Comment mesurer l’efficacité d’une stratégie de communication sur ses parties prenantes ?

Fonder sa stratégie de communication sur des données claires, concrètes et pertinentes

Il y a quinze jours, j’ai reçu un mail sympathique…

Chère madame Hémery-Jauffret,

nous représentons un organisme international (axé sur l’environnement) et nous aimerions vous proposer de répondre à notre appel d’offres pour auditer notre communication actuelle, concevoir notre positionnement et développer les discours dont ceux pour RIO+20, produits éditoriaux et presse au niveau international sur 2 ans.

J’ai relu le mail 5 fois, envoyé à mon cher et tendre, fait le vide, relu le mail 5 fois avant de plonger dans l’appel d’offres.
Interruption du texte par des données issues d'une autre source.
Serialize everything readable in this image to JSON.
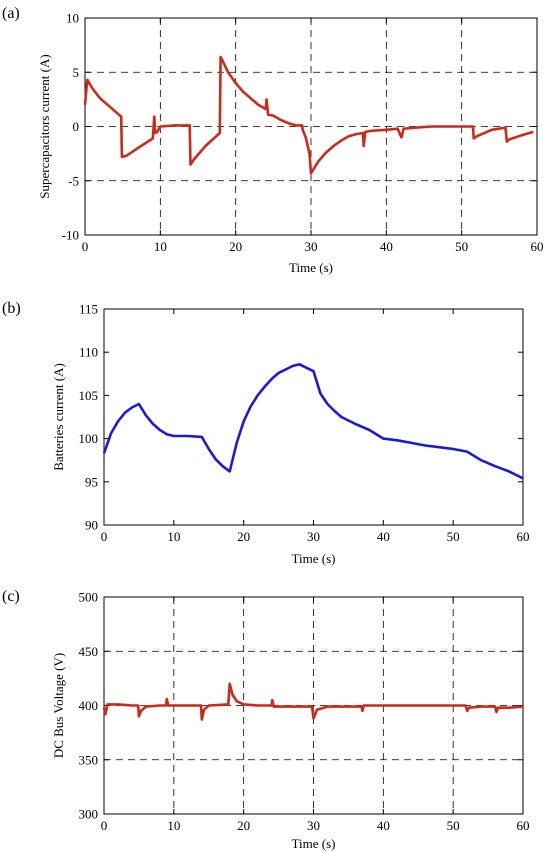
{
  "chart_data": [
    {
      "type": "line",
      "panel_label": "(a)",
      "xlabel": "Time (s)",
      "ylabel": "Supercapacitors current (A)",
      "xlim": [
        0,
        60
      ],
      "ylim": [
        -10,
        10
      ],
      "xticks": [
        0,
        10,
        20,
        30,
        40,
        50,
        60
      ],
      "yticks": [
        -10,
        -5,
        0,
        5,
        10
      ],
      "grid": true,
      "series": [
        {
          "color": "#cc2a1a",
          "x": [
            0,
            0.3,
            1,
            2,
            3,
            4,
            4.8,
            4.9,
            5.5,
            7,
            9,
            9.2,
            9.3,
            9.6,
            10,
            12,
            13.9,
            14,
            14.5,
            16,
            17.9,
            18,
            18.3,
            19,
            20,
            21,
            22,
            23,
            24,
            24.1,
            24.3,
            25,
            26,
            27,
            28,
            28.8,
            28.9,
            29.3,
            29.8,
            30,
            31,
            32,
            33,
            34,
            35,
            36,
            36.9,
            37,
            37.2,
            38,
            40,
            41.5,
            42,
            42.3,
            44,
            46,
            48,
            50,
            51.5,
            51.6,
            52,
            54,
            55.8,
            56,
            56.3,
            58,
            59.5
          ],
          "y": [
            2.0,
            4.3,
            3.5,
            2.6,
            2.0,
            1.4,
            0.9,
            -2.8,
            -2.7,
            -2.0,
            -1.1,
            0.9,
            -0.6,
            -0.5,
            0.0,
            0.1,
            0.1,
            -3.5,
            -3.0,
            -1.8,
            -0.6,
            6.4,
            6.0,
            5.0,
            4.0,
            3.2,
            2.6,
            2.0,
            1.6,
            2.5,
            1.1,
            1.0,
            0.6,
            0.3,
            0.1,
            0.1,
            -0.3,
            -1.0,
            -2.5,
            -4.3,
            -3.2,
            -2.4,
            -1.8,
            -1.3,
            -0.9,
            -0.7,
            -0.6,
            -1.8,
            -0.5,
            -0.4,
            -0.3,
            -0.2,
            -1.0,
            -0.2,
            -0.1,
            0.0,
            0.0,
            0.0,
            0.0,
            -1.1,
            -0.9,
            -0.3,
            -0.1,
            -1.4,
            -1.2,
            -0.8,
            -0.5
          ]
        }
      ]
    },
    {
      "type": "line",
      "panel_label": "(b)",
      "xlabel": "Time (s)",
      "ylabel": "Batteries current (A)",
      "xlim": [
        0,
        60
      ],
      "ylim": [
        90,
        115
      ],
      "xticks": [
        0,
        10,
        20,
        30,
        40,
        50,
        60
      ],
      "yticks": [
        90,
        95,
        100,
        105,
        110,
        115
      ],
      "grid": false,
      "series": [
        {
          "color": "#1a1adb",
          "x": [
            0,
            1,
            2,
            3,
            4,
            5,
            6,
            7,
            8,
            9,
            10,
            12,
            14,
            15,
            16,
            17,
            18,
            19,
            20,
            21,
            22,
            23,
            24,
            25,
            26,
            27,
            28,
            29,
            30,
            31,
            32,
            33,
            34,
            35,
            36,
            38,
            40,
            42,
            44,
            46,
            48,
            50,
            52,
            54,
            56,
            58,
            60
          ],
          "y": [
            98.3,
            100.6,
            102.0,
            103.0,
            103.6,
            104.0,
            102.7,
            101.7,
            101.0,
            100.5,
            100.3,
            100.3,
            100.2,
            98.8,
            97.6,
            96.8,
            96.2,
            99.5,
            102.0,
            103.7,
            105.0,
            106.0,
            106.9,
            107.6,
            108.0,
            108.4,
            108.6,
            108.2,
            107.8,
            105.2,
            104.0,
            103.2,
            102.5,
            102.1,
            101.7,
            101.0,
            100.0,
            99.8,
            99.5,
            99.2,
            99.0,
            98.8,
            98.5,
            97.5,
            96.8,
            96.2,
            95.4
          ]
        }
      ]
    },
    {
      "type": "line",
      "panel_label": "(c)",
      "xlabel": "Time (s)",
      "ylabel": "DC Bus Voltage (V)",
      "xlim": [
        0,
        60
      ],
      "ylim": [
        300,
        500
      ],
      "xticks": [
        0,
        10,
        20,
        30,
        40,
        50,
        60
      ],
      "yticks": [
        300,
        350,
        400,
        450,
        500
      ],
      "grid": true,
      "series": [
        {
          "color": "#cc2a1a",
          "x": [
            0,
            0.2,
            0.5,
            2,
            4,
            4.9,
            5.0,
            5.3,
            6,
            8,
            8.9,
            9.0,
            9.2,
            10,
            12,
            13.9,
            14.0,
            14.3,
            15,
            17.8,
            18.0,
            18.4,
            19,
            20,
            22,
            24,
            24.1,
            24.3,
            26,
            28,
            29.8,
            30.0,
            30.5,
            32,
            36,
            36.9,
            37.0,
            37.2,
            42,
            46,
            50,
            51.8,
            52.0,
            52.3,
            54,
            56,
            56.2,
            56.4,
            58,
            60
          ],
          "y": [
            398,
            392,
            401,
            401,
            400,
            400,
            390,
            395,
            399,
            400,
            400,
            406,
            400,
            400,
            400,
            400,
            387,
            396,
            400,
            401,
            420,
            410,
            404,
            401,
            400,
            400,
            405,
            399,
            399,
            399,
            399,
            388,
            396,
            399,
            399,
            399,
            395,
            400,
            400,
            400,
            400,
            400,
            395,
            398,
            399,
            399,
            394,
            398,
            398,
            399
          ]
        }
      ]
    }
  ]
}
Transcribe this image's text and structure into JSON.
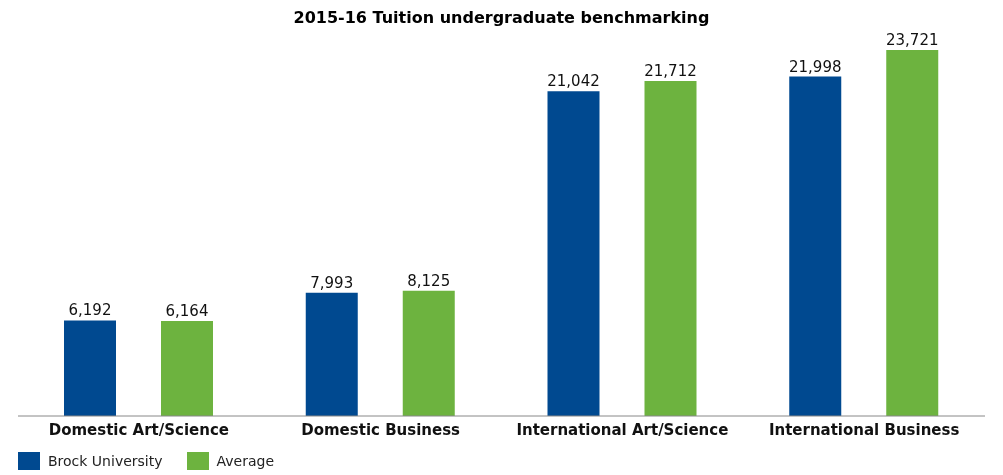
{
  "chart_data": {
    "type": "bar",
    "title": "2015-16 Tuition undergraduate benchmarking",
    "categories": [
      "Domestic Art/Science",
      "Domestic Business",
      "International Art/Science",
      "International Business"
    ],
    "series": [
      {
        "name": "Brock University",
        "color": "#004990",
        "values": [
          6192,
          7993,
          21042,
          21998
        ],
        "value_labels": [
          "6,192",
          "7,993",
          "21,042",
          "21,998"
        ]
      },
      {
        "name": "Average",
        "color": "#6db33f",
        "values": [
          6164,
          8125,
          21712,
          23721
        ],
        "value_labels": [
          "6,164",
          "8,125",
          "21,712",
          "23,721"
        ]
      }
    ],
    "legend": "bottom left",
    "grid": false
  }
}
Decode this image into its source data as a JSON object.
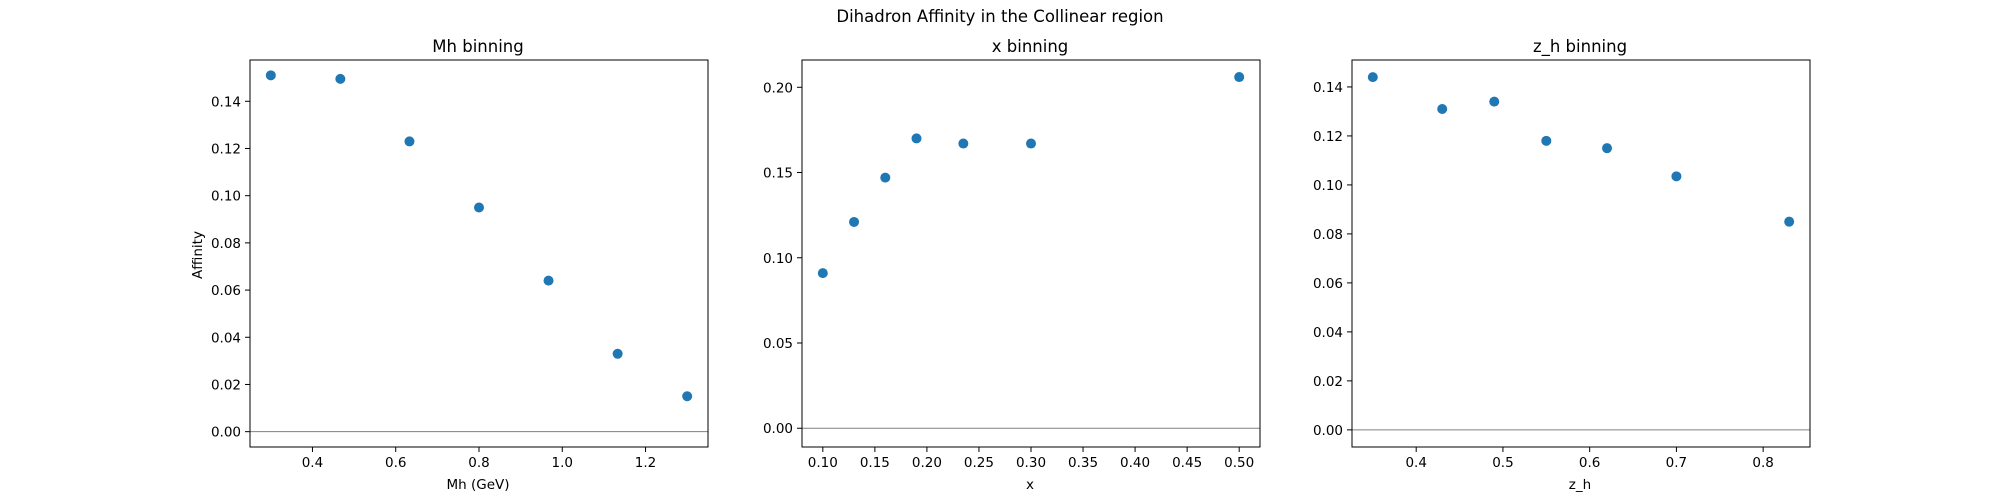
{
  "figure": {
    "suptitle": "Dihadron Affinity in the Collinear region"
  },
  "chart_data": [
    {
      "type": "scatter",
      "title": "Mh binning",
      "xlabel": "Mh (GeV)",
      "ylabel": "Affinity",
      "xlim": [
        0.25,
        1.35
      ],
      "ylim": [
        -0.0065,
        0.1575
      ],
      "xticks": [
        0.4,
        0.6,
        0.8,
        1.0,
        1.2
      ],
      "xtick_labels": [
        "0.4",
        "0.6",
        "0.8",
        "1.0",
        "1.2"
      ],
      "yticks": [
        0.0,
        0.02,
        0.04,
        0.06,
        0.08,
        0.1,
        0.12,
        0.14
      ],
      "ytick_labels": [
        "0.00",
        "0.02",
        "0.04",
        "0.06",
        "0.08",
        "0.10",
        "0.12",
        "0.14"
      ],
      "x": [
        0.3,
        0.467,
        0.633,
        0.8,
        0.967,
        1.133,
        1.3
      ],
      "y": [
        0.151,
        0.1495,
        0.123,
        0.095,
        0.064,
        0.033,
        0.015
      ],
      "hline": 0,
      "grid": false,
      "marker_color": "#1f77b4"
    },
    {
      "type": "scatter",
      "title": "x binning",
      "xlabel": "x",
      "ylabel": "",
      "xlim": [
        0.08,
        0.52
      ],
      "ylim": [
        -0.011,
        0.216
      ],
      "xticks": [
        0.1,
        0.15,
        0.2,
        0.25,
        0.3,
        0.35,
        0.4,
        0.45,
        0.5
      ],
      "xtick_labels": [
        "0.10",
        "0.15",
        "0.20",
        "0.25",
        "0.30",
        "0.35",
        "0.40",
        "0.45",
        "0.50"
      ],
      "yticks": [
        0.0,
        0.05,
        0.1,
        0.15,
        0.2
      ],
      "ytick_labels": [
        "0.00",
        "0.05",
        "0.10",
        "0.15",
        "0.20"
      ],
      "x": [
        0.1,
        0.13,
        0.16,
        0.19,
        0.235,
        0.3,
        0.5
      ],
      "y": [
        0.091,
        0.121,
        0.147,
        0.17,
        0.167,
        0.167,
        0.206
      ],
      "hline": 0,
      "grid": false,
      "marker_color": "#1f77b4"
    },
    {
      "type": "scatter",
      "title": "z_h binning",
      "xlabel": "z_h",
      "ylabel": "",
      "xlim": [
        0.326,
        0.854
      ],
      "ylim": [
        -0.007,
        0.151
      ],
      "xticks": [
        0.4,
        0.5,
        0.6,
        0.7,
        0.8
      ],
      "xtick_labels": [
        "0.4",
        "0.5",
        "0.6",
        "0.7",
        "0.8"
      ],
      "yticks": [
        0.0,
        0.02,
        0.04,
        0.06,
        0.08,
        0.1,
        0.12,
        0.14
      ],
      "ytick_labels": [
        "0.00",
        "0.02",
        "0.04",
        "0.06",
        "0.08",
        "0.10",
        "0.12",
        "0.14"
      ],
      "x": [
        0.35,
        0.43,
        0.49,
        0.55,
        0.62,
        0.7,
        0.83
      ],
      "y": [
        0.144,
        0.131,
        0.134,
        0.118,
        0.115,
        0.1035,
        0.085
      ],
      "hline": 0,
      "grid": false,
      "marker_color": "#1f77b4"
    }
  ]
}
Et là, si je voyais bien comment mettre en place une stratégie de communication responsable (mon implication dans la rédaction du futur guide de l’ISO 26000 appliqué au secteur de la communication m’a permis de mettre au clair mes idées sur le sujet ces derniers mois) ainsi que concevoir et réaliser les outils, j’ai commencé à me poser la question la plus problématique pour moi… Comment mesurer l’efficacité d’une stratégie de communication sur ses parties prenantes ?

Le hasard fait bien les choses, vous en doutiez… Moi, pas ! Ces derniers temps, j’en suis convaincue. Intervenante à la conférence « CSR: Being good vs looking good » pour le réseau IABC France, j’ai rencontré Sylvie Testard-Ramirez, animatrice de la conférence et directrice générale d’Echo Research. Le courant est passé en un instant.

Depuis plus de 20 ans, Echo Research conseille et accompagne ses clients pour rester à l’écoute, fédérer les parties prenantes, internes comme externes,  en se faisant l’écho de manière claire et objective des sentiments et des perceptions de leurs parties prenantes mais aussi de leur influence.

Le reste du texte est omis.